# Platform Bed with Drawers



## Tom5151 (Nov 21, 2008)

Hey all,

I didn't want to hijack another poster's platform bed thread so decided to start a new one.

I am going to be building 2 platforms for 2 full size beds. They will both have drawers in them to maximize storage.

I am going to be using 3/4 ply to make the carcasses. My question is about framing. Do I need some sort of a framing structure onto which the 3/4 ply is attached or can I just use the 3/4 ply boxes? My thought it basically to assemble 3 individual boxes which would make up one whole platform (see below). Then I will fasten an appropriately sized sheet of 3/4 on top of everything to tie everything together and to serve as the base for the matress

Will this work?...btw..this is a rough sketch...nont to scale


----------



## cabinetman (Jul 5, 2007)

For full size mattress, the size will be 54"x75", which will require more than one sheet of plywood. Looking at your drawing (plan view), figure drawer openings, which require sides (partitions)...like the sides of a cabinet. So, when you lay out the plywood framing, those sides will aid in the overall support of the plywood top. You could draw those support partitions with dotted lines.










 







.


----------



## Tom5151 (Nov 21, 2008)

cabinetman said:


> For full size mattress, the size will be 54"x75", which will require more than one sheet of plywood. Looking at your drawing (plan view), figure drawer openings, which require sides (partitions)...like the sides of a cabinet. So, when you lay out the plywood framing, those sides will aid in the overall support of the plywood top. You could draw those support partitions with dotted lines.
> 
> 
> 
> ...


got it...yeah i left a few things out...but it sounds like plywood framing (partitions, side and end panels) should be appropriate. I may need to add some type of nailer or stretcher where the seam in the plywood top will be.....


----------



## jjrbus (Dec 6, 2009)

Hey Tom did you consider a lift and store bed? JIm

http://storagebeds.com/products/storage-beds


----------



## Tom5151 (Nov 21, 2008)

jjrbus said:


> Hey Tom did you consider a lift and store bed? JIm
> 
> http://storagebeds.com/products/storage-beds


Hey Jim,

I think we are fairly set on doing drawers but that sure is a great idea. I appreciate you sharing it....:thumbsup:


----------



## cabinetman (Jul 5, 2007)

Tom5151 said:


> got it...yeah i left a few things out...but it sounds like plywood framing (partitions, side and end panels) should be appropriate. I may need to add some type of nailer or stretcher where the seam in the plywood top will be.....

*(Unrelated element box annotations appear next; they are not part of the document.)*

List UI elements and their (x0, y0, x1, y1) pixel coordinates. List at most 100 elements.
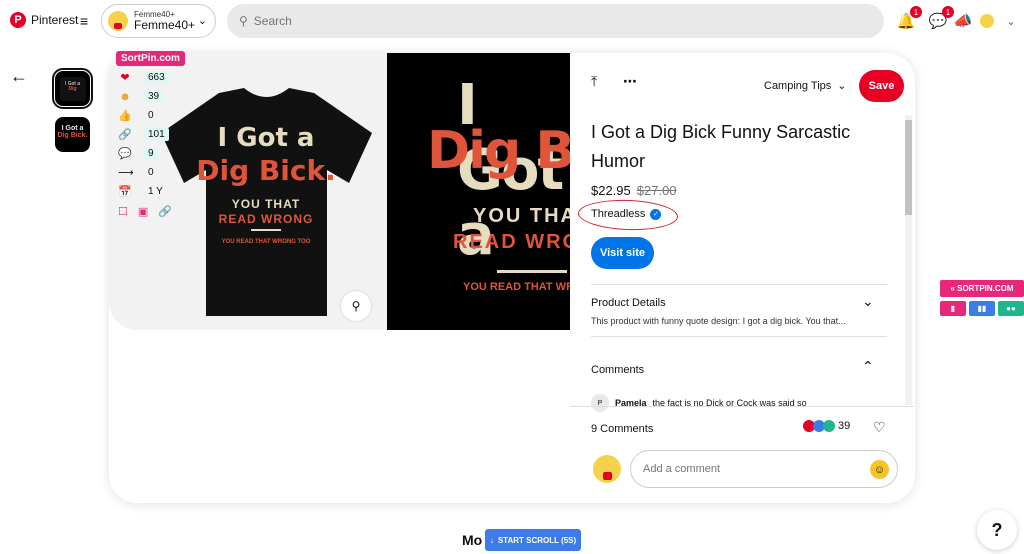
add-comment-input[interactable] (643, 463, 853, 475)
pin-image-design[interactable]: I Got a Dig Bick. YOU THAT READ WRONG YO… (387, 53, 570, 330)
notification-badge: 1 (910, 6, 922, 18)
emoji-icon[interactable]: ☺ (870, 460, 889, 479)
svg-text:READ WRONG: READ WRONG (219, 212, 314, 226)
top-bar: P Pinterest ≡ Femme40+ Femme40+ ⌄ ⚲ 🔔1 💬… (0, 0, 1024, 44)
sortpin-sidebox-title: SORTPIN.COM (957, 284, 1014, 293)
design-divider (497, 270, 567, 273)
account-name: Femme40+ (134, 18, 196, 32)
stat-age: 📅 1 Y (118, 185, 167, 198)
profile-avatar-icon[interactable] (977, 11, 997, 31)
svg-text:I Got a: I Got a (218, 123, 315, 153)
stat-value: 1 Y (148, 186, 163, 197)
scrollbar-thumb[interactable] (905, 120, 912, 215)
sortpin-sidebox: « SORTPIN.COM ▮ ▮▮ ●● (940, 280, 1024, 316)
more-heading: Mo (462, 532, 483, 548)
reaction-count: 39 (838, 420, 851, 432)
stat-value: 9 (144, 147, 158, 160)
stat-links: 🔗 101 (118, 128, 169, 141)
pinterest-logo[interactable]: P Pinterest (10, 12, 78, 28)
design-line-4: READ WRONG (453, 231, 570, 253)
thumbnail-shirt[interactable]: I Got a Dig (52, 68, 93, 109)
reactions[interactable]: 39 (803, 420, 850, 432)
svg-text:YOU READ THAT WRONG TOO: YOU READ THAT WRONG TOO (222, 239, 311, 245)
board-name: Camping Tips (764, 79, 832, 92)
smile-icon: ☻ (119, 90, 131, 103)
stat-likes: ❤ 663 (118, 71, 169, 84)
back-arrow-icon[interactable]: ← (10, 66, 28, 87)
product-details-heading[interactable]: Product Details (591, 297, 666, 309)
tshirt-graphic: I Got a Dig Bick. YOU THAT READ WRONG YO… (161, 88, 372, 316)
bell-icon[interactable]: 🔔 1 (896, 6, 922, 31)
avatar (108, 11, 128, 31)
search-bar[interactable]: ⚲ (227, 4, 884, 38)
divider (570, 406, 914, 407)
stat-value: 0 (148, 167, 154, 178)
stat-value: 39 (144, 90, 164, 103)
stat-thumbs: 👍 0 (118, 109, 158, 122)
calendar-icon: 📅 (118, 186, 132, 198)
users-icon[interactable]: ●● (998, 301, 1024, 316)
chevron-up-icon[interactable]: ⌃ (862, 358, 874, 375)
search-input[interactable] (253, 14, 854, 28)
menu-icon[interactable]: ≡ (80, 13, 88, 29)
heart-outline-icon[interactable]: ♡ (873, 419, 886, 436)
design-line-2: Dig Bick. (427, 121, 570, 181)
stat-comments: 💬 9 (118, 147, 158, 160)
thumbnail-design[interactable]: I Got a Dig Bick. (55, 117, 90, 152)
current-price: $22.95 (591, 183, 631, 198)
sortpin-actions: ☐ ▣ 🔗 (118, 205, 172, 218)
current-user-avatar (593, 455, 621, 483)
link-icon[interactable]: 🔗 (158, 205, 172, 218)
bookmark-icon[interactable]: ▮ (940, 301, 966, 316)
sortpin-sidebox-header[interactable]: « SORTPIN.COM (940, 280, 1024, 297)
start-scroll-button[interactable]: ↓ START SCROLL (5S) (485, 529, 581, 551)
chevron-down-icon: ⌄ (197, 15, 207, 27)
share-upload-icon[interactable]: ⤒ (591, 73, 597, 90)
add-comment-field[interactable]: ☺ (630, 450, 898, 488)
price: $22.95 $27.00 (591, 183, 677, 198)
visit-site-button[interactable]: Visit site (591, 237, 654, 269)
messages-icon[interactable]: 💬 1 (928, 6, 954, 31)
search-icon: ⚲ (239, 14, 248, 28)
help-button[interactable]: ? (977, 510, 1017, 550)
link-icon: 🔗 (118, 129, 132, 141)
chevron-down-icon[interactable]: ⌄ (862, 293, 874, 310)
megaphone-icon[interactable]: 📣 (953, 11, 973, 31)
svg-text:YOU THAT: YOU THAT (232, 197, 300, 211)
arrow-down-icon: ↓ (489, 535, 494, 545)
sortpin-badge[interactable]: SortPin.com (116, 51, 185, 66)
stat-reactions: ☻ 39 (118, 90, 164, 103)
divider (591, 284, 887, 285)
account-chevron-icon[interactable]: ⌄ (1001, 11, 1021, 31)
visual-search-icon[interactable]: ⚲ (341, 291, 371, 321)
book-icon[interactable]: ▮▮ (969, 301, 995, 316)
pinterest-logo-icon: P (10, 12, 26, 28)
image-icon[interactable]: ▣ (138, 205, 148, 218)
more-options-icon[interactable]: ⋯ (623, 73, 637, 90)
bookmark-icon[interactable]: ☐ (118, 205, 128, 218)
board-selector[interactable]: Camping Tips ⌄ (764, 79, 846, 93)
brand-label: Pinterest (31, 13, 79, 27)
divider (591, 336, 887, 337)
stat-value: 663 (144, 71, 169, 84)
account-switcher[interactable]: Femme40+ Femme40+ ⌄ (101, 4, 216, 38)
design-line-5: YOU READ THAT WRONG TOO (463, 281, 570, 293)
svg-text:Dig Bick.: Dig Bick. (196, 154, 335, 187)
panel-scrollbar[interactable] (905, 115, 912, 405)
stat-shares: ⟶ 0 (118, 166, 158, 179)
pin-title: I Got a Dig Bick Funny Sarcastic Humor (591, 122, 851, 171)
comments-heading[interactable]: Comments (591, 364, 644, 376)
save-button[interactable]: Save (859, 70, 904, 102)
thumbnail-design-text: I Got a Dig Bick. (57, 125, 88, 139)
commenter-avatar[interactable]: P (591, 394, 609, 412)
old-price: $27.00 (636, 183, 677, 198)
stat-value: 0 (148, 110, 154, 121)
design-line-3: YOU THAT (473, 205, 570, 227)
heart-icon: ❤ (120, 72, 130, 84)
share-icon: ⟶ (118, 167, 134, 179)
product-description: This product with funny quote design: I … (591, 316, 846, 326)
stat-value: 101 (144, 128, 169, 141)
thumbs-up-icon: 👍 (118, 110, 132, 122)
comment-icon: 💬 (118, 148, 132, 160)
start-scroll-label: START SCROLL (5S) (497, 535, 577, 545)
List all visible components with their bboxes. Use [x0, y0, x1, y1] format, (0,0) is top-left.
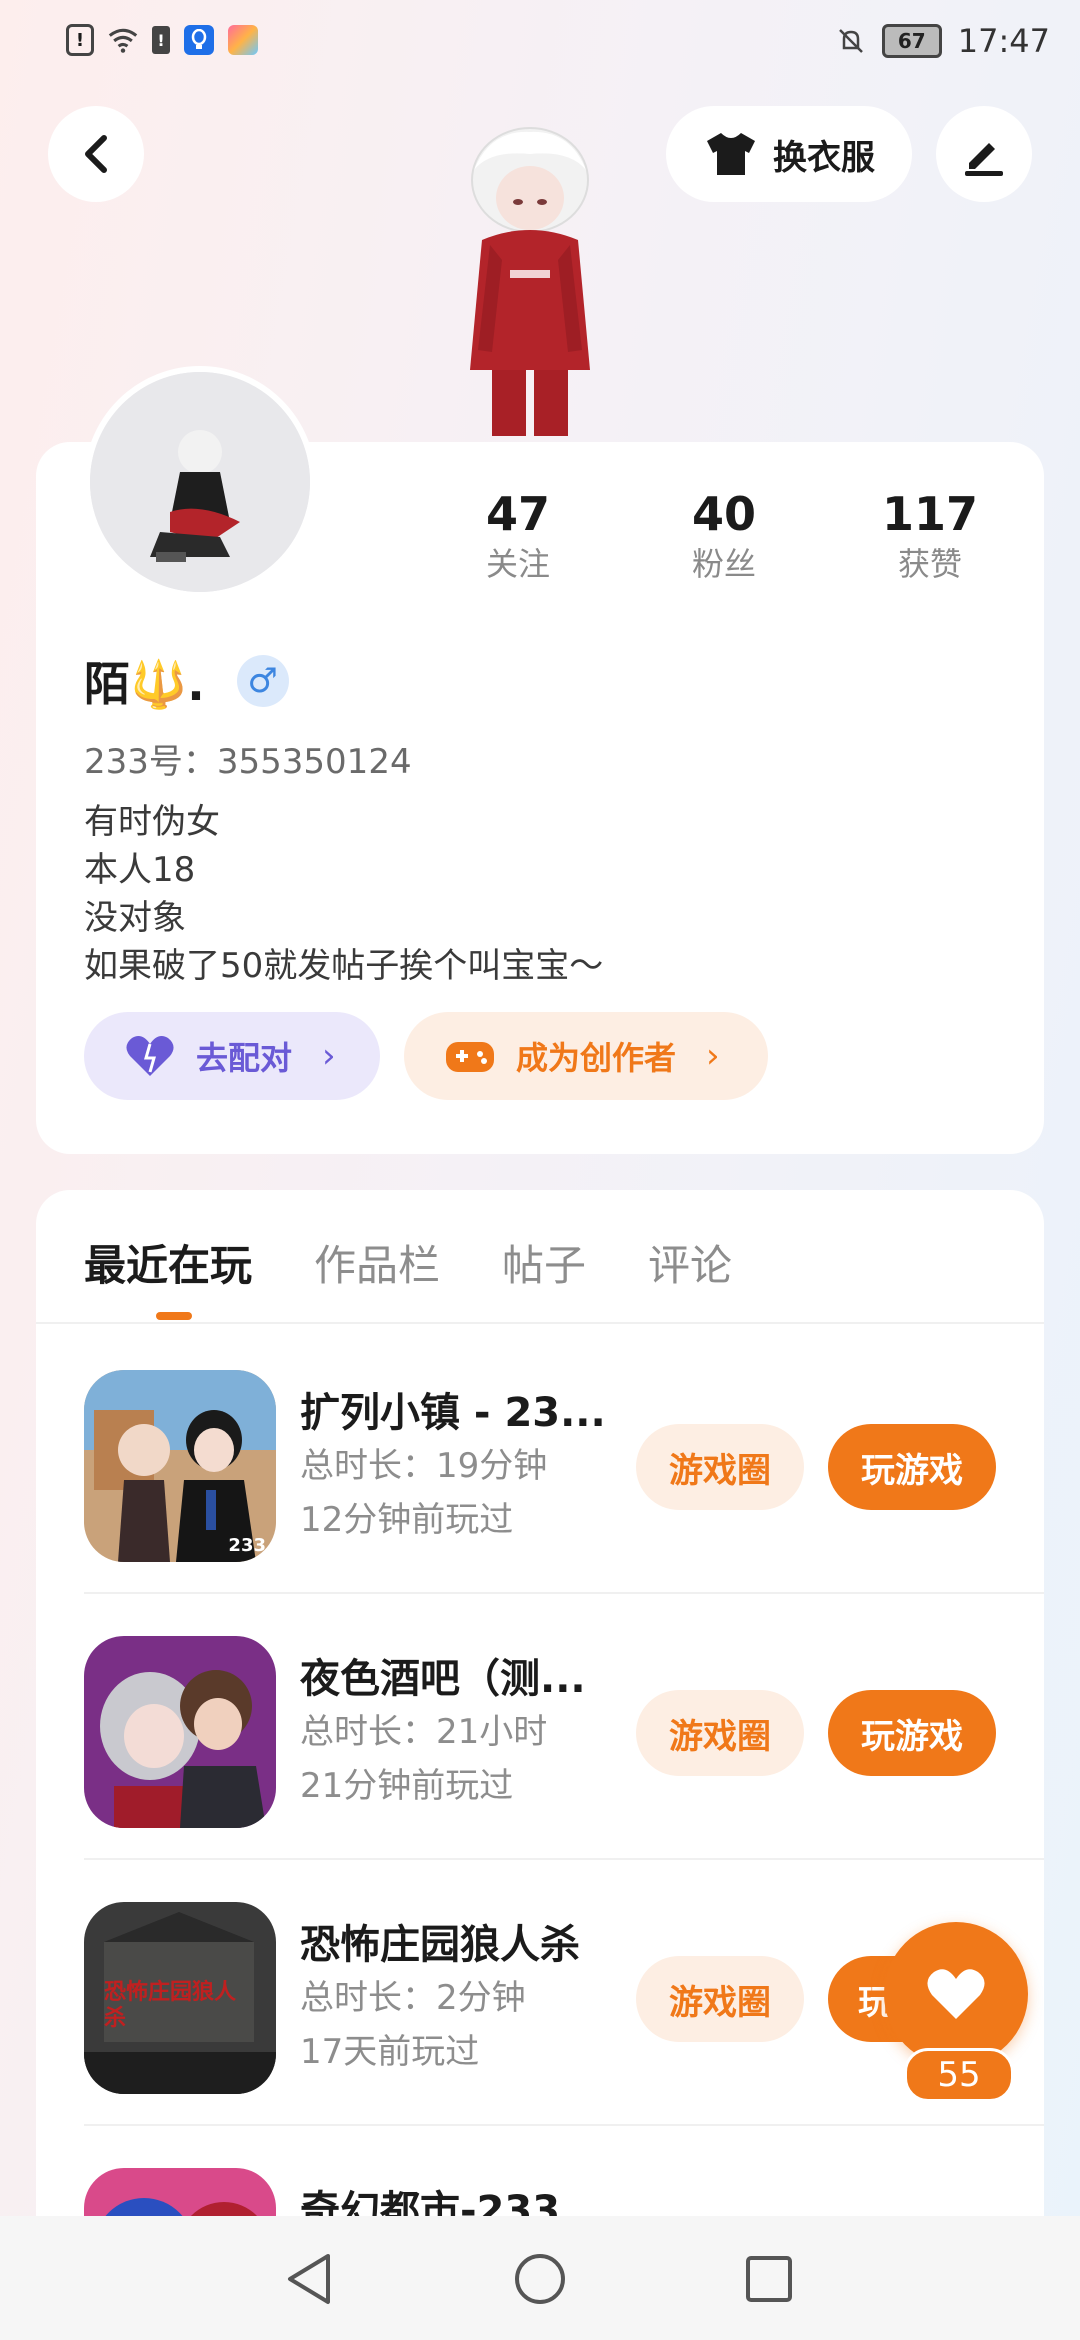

If you installed a longitudinal stretcher partition down the middle, it could be the attachment point for the front to back partitions for the drawers. Then you could cut your top plywood accordingly (2 long pieces).










 







.


----------



## Tom5151 (Nov 21, 2008)

cabinetman said:


> If you installed a longitudinal stretcher partition down the middle, it could be the attachment point for the front to back partitions for the drawers. Then you could cut your top plywood accordingly (2 long pieces).
> 
> 
> 
> ...


ah great point....I'll play around with that approach a little bit...the bottom line is that it sounds like the plywood will provide the necessarry support if configured properly. For some reason i was thinking I might need some type of 2X framing and that was getting a bit messy.....


----------



## Steve Neul (Sep 2, 2011)

You already know how hard it is to move the mattress through the house and get it into the bedroom. Your platform will be harder so I would make the platform as two units and screw them together when you get it into the bedroom. The framing could easily be just the the 3/4" plywood box. All the dividers which you hang the drawers on will give ample support for the deck and mattress. The deck could be two seperate pieces of plywood or you could use biscuits and laminate them together.


----------



## Tom5151 (Nov 21, 2008)

Steve Neul said:


> You already know how hard it is to move the mattress through the house and get it into the bedroom. Your platform will be harder so I would make the platform as two units and screw them together when you get it into the bedroom. The framing could easily be just the the 3/4" plywood box. All the dividers which you hang the drawers on will give ample support for the deck and mattress. The deck could be two seperate pieces of plywood or you could use biscuits and laminate them together.


Hi Steve,

Thank you for the tips. You make a great point about the size of the platform. I think you are right on about assembling the two halves on site....:thumbsup:


----------



## Mozart (Dec 4, 2011)

I agree with Steve and make two separate units and slide a end board to hide the split.


----------



## Tom5151 (Nov 21, 2008)

Another question comes to mind......

In additiona to the plwood deck on top, would it be adviseable to add plywood to the bottom of both units to keep the bottoms from splaying? Or maybe stretchers along the bottom for the same purpose?


----------



## Mozart (Dec 4, 2011)

I would add stretchers to the top and bottom of the units to help attach the face frame and add corner braces to keep the unit square.


----------



## mics_54 (Oct 28, 2008)

I had an idea some time ago about a spare bedroom thats used for other purposes. The bed could be used in other ways. The matress would be a inflatable for my purposes but you might adapt the modular concept for a platform bed.


----------